Tante polemiche per il rientro in Italia del corpo di Vittorio Emanuele III, un re che ebbe la colpa di non sapere fermare l'ascesa della dittatura fascista. E un re che, quando dal fascismo si staccò, ebbe la colpa di non riuscire in nessun modo a prevenire la reazione tedesca. Eppure il nostro Paese, in altri casi, non si è fatto mancare giganteschi rituali di lutto collettivo, per tiranni ben peggiori, e che per altro italiani non erano.
Basta pensare a come venne accolta la morte di Stalin, nel 1953. L'occhiello della prima pagina, bordata di nero, dell'Unità di venerdì 6 marzo 1953 così recitava: «Gloria eterna all'uomo che più di tutti ha fatto per la liberazione e il progresso dell'umanità». Venne anche organizzato un subitaneo lutto collettivo, imposto o no che fosse. Ecco come lo raccontava un altro degli organi di stampa più letti della sinistra dell'epoca, Rinascita: «La luttuosa notizia della morte del Capo amato dei lavoratori ha trovato la prima eco dolorosa nelle fabbriche e nei luoghi di lavoro di tutta Italia. In centinaia e centinaia di aziende, dai grandi complessi alle piccole officine, in ogni provincia, il lavoro è stato spontaneamente sospeso per qualche minuto. Le maestranze si sono raccolte in assemblea, hanno commemorato la figura e l'opera di Giuseppe Stalin; negli stabilimenti, nei reparti, nei cortili sono apparse le prime bandiere abbrunate, i primi ritratti, i primi registri per la raccolta delle firme».
E fu solo l'inizio. In onore del «Grande combattente della pace» le manifestazioni si moltiplicarono rapidamente: raccolte di firme da spedire in Urss, lezioni sospese in moltissime scuole, intere città, come le rossissime Livorno e Cerignola, vennero parate a lutto. Si arrivò anche a iniziative più bizzarre: ad Ancona si decise la diffusione di ventimila copie del discorso di Stalin al XIX congresso del Pcus; a Sbarre (Reggio Calabria) venne costituito, nel nome di Stalin, un nuovo reparto di Pionieri (l'organizzazione giovanile comunista). E qualcuno si precipitò verso il territorio sovietico più vicino e reperibile. Così di nuovo su Rinascita: «Gruppi di cittadini si recano a bordo delle navi sovietiche ancorate nei porti italiani, a recare agli ufficiali e ai marinai dell'Urss l'espressione del cordoglio e della solidarietà del nostro popolo».
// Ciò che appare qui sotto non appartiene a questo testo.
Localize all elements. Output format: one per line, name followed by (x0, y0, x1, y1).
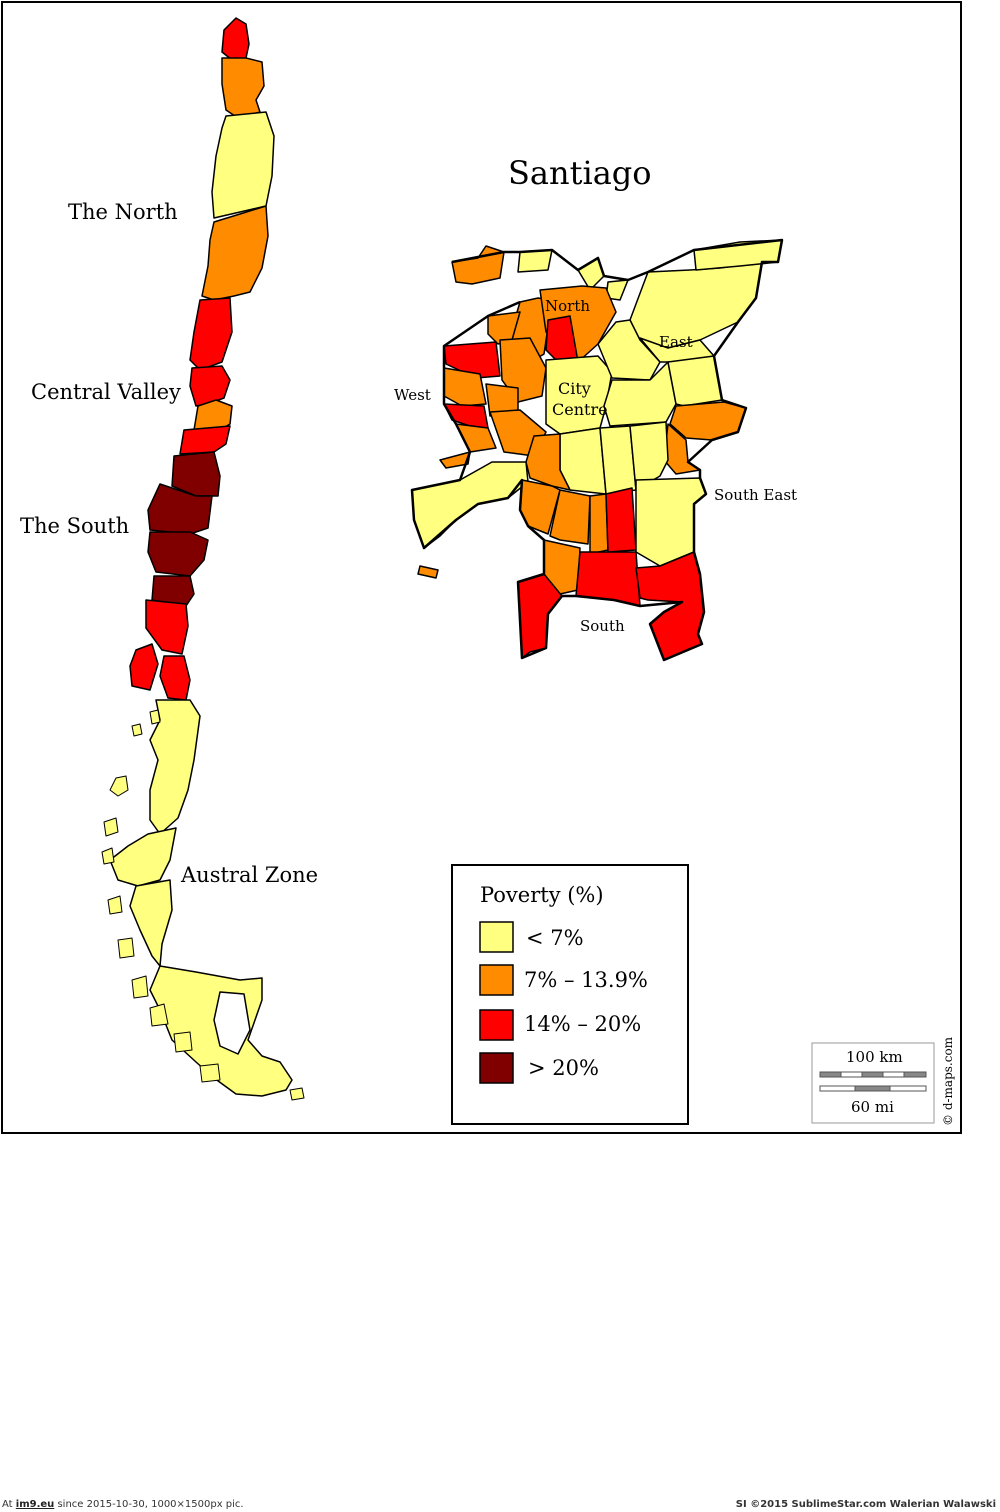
santiago-label-north: North (545, 297, 590, 315)
chile-region-valparaiso (189, 365, 231, 407)
region-label-austral: Austral Zone (180, 863, 318, 887)
chile-region-araucania (147, 531, 209, 577)
region-label-central: Central Valley (31, 380, 181, 404)
chile-region-biobio (147, 483, 213, 535)
santiago-label-west: West (394, 386, 431, 404)
scale-box (811, 1042, 935, 1124)
santiago-commune-w-island (417, 565, 439, 579)
santiago-commune-w-orange2 (499, 337, 547, 403)
region-label-south: The South (20, 514, 129, 538)
footer-prefix: At (2, 1499, 16, 1510)
footer-suffix: since 2015-10-30, 1000×1500px pic. (54, 1499, 244, 1510)
chile-region-losrios (151, 575, 195, 607)
santiago-commune-city-centre (545, 355, 613, 435)
santiago-commune-c3 (629, 421, 669, 491)
legend-swatch-2 (479, 964, 514, 996)
island-10 (289, 1087, 305, 1101)
santiago-commune-s-red-strip (605, 487, 637, 553)
chile-region-atacama (201, 205, 269, 301)
island-7 (149, 1003, 169, 1027)
island-9 (199, 1063, 221, 1083)
chile-region-loslagos-south (159, 655, 191, 701)
island-6 (131, 975, 149, 999)
santiago-label-south-east: South East (714, 486, 797, 504)
santiago-label-city-1: City (558, 379, 591, 398)
scale-bar-km (819, 1071, 927, 1078)
santiago-commune-n-strip (517, 249, 553, 273)
chile-region-antofagasta (211, 111, 275, 219)
scale-km-label: 100 km (846, 1048, 903, 1066)
santiago-commune-w-orange3 (443, 367, 487, 407)
map-frame (1, 1, 962, 1134)
santiago-commune-s-orange4 (589, 493, 609, 555)
santiago-commune-w-red (443, 341, 501, 379)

Non si fece mancare nulla nemmeno il mondo politico: sia alla Camera sia al Senato, la seduta fu sospesa per un'ora in segno di lutto. Anche non comunisti, come il socialista Pietro Nenni, usarono toni a dir poco apologetici: «Onorevoli colleghi, nessuno fra i reggitori di popoli ha lasciato dietro di sé, morendo, il vuoto che ha lasciato Giuseppe Stalin».
Non bastando l'apologia collettiva partì la caccia ai pochi che ebbero il coraggio di dire, se non la verità sull'ideatore delle purghe più sanguinarie, almeno di correggere l'enormità di alcune di quelle bugie.
Alcide De Gasperi si limitò a puntualizzare che: «Da vivo, il dittatore non mostrò per il nostro Paese né comprensione né considerazione...». Venne sottoposto a un vero e proprio linciaggio morale.
Certo, si può ovviamente dire che nel 1953 non tutta la verità sul sistema concentrazionario era stata rivelata. L'Italia però non si fece mancare una nutrita delegazione ai funerali di Tito nel 1980.
E anche in quel caso, seppure in tono minore, partì l'elogio collettivo (con poche eccezioni).Eppure sulle foibe non c'era molto da scoprire. Evidentemente su un re che ebbe molte colpe, ma anche qualche merito, come la condotta specchiata durante la prima guerra mondiale, la tolleranza è minore.